Dr J. N. Sahay, Department of Respiratory Physiology, Wythenshawe Hospital, Manchester M13 9LT.


A double-blind, cross-over comparison of flunisolide nasal spray and its inactive aqueous vehicle has been carried out in fifty patients suffering from perennial allergic rhinitis. Patients were randomly allocated to two groups; the first group (group I) received flunisolide for 3 weeks and then placebo for 3 weeks while the regimes were given in the reverse order to the second group (group II).
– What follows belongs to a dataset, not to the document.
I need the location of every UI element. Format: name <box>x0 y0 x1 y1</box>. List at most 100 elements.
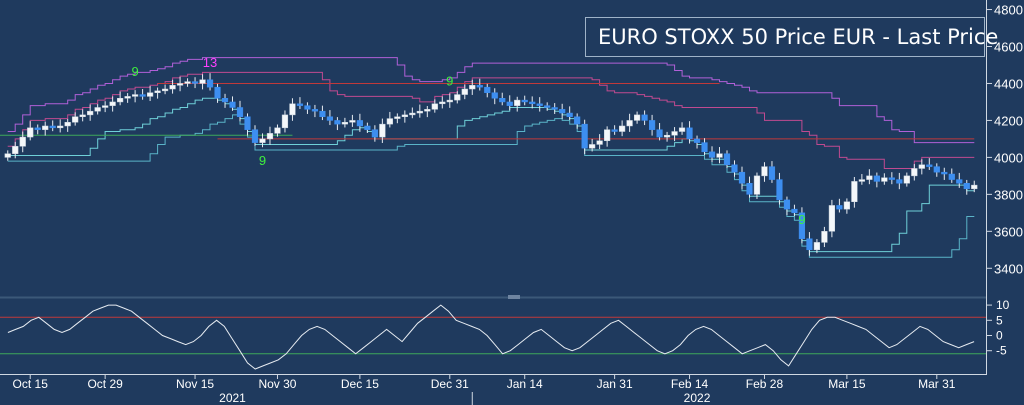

Patients used two insufflations of 0.1 ml in each nostril twice daily. As the active spray was presented as a 0.025% solution of flunisolide, the total daily dosage was 200 μg. Patients were assessed on admission and at the end of each 3 week period. The results show flunisolide to be significantly superior to placebo in relieving sneezing, nasal obstruction and postnasal drip, as well as improving the quality of sleep and everyday life. At the end of the trial the preferences for treatment recorded by both doctors and patients were significantly in favour of the flunisolide spray. Side effects were minor and occurred during both placebo and active phases of the trial. A short Synacthen test performed at each visit showed no evidence of adrenal suppression.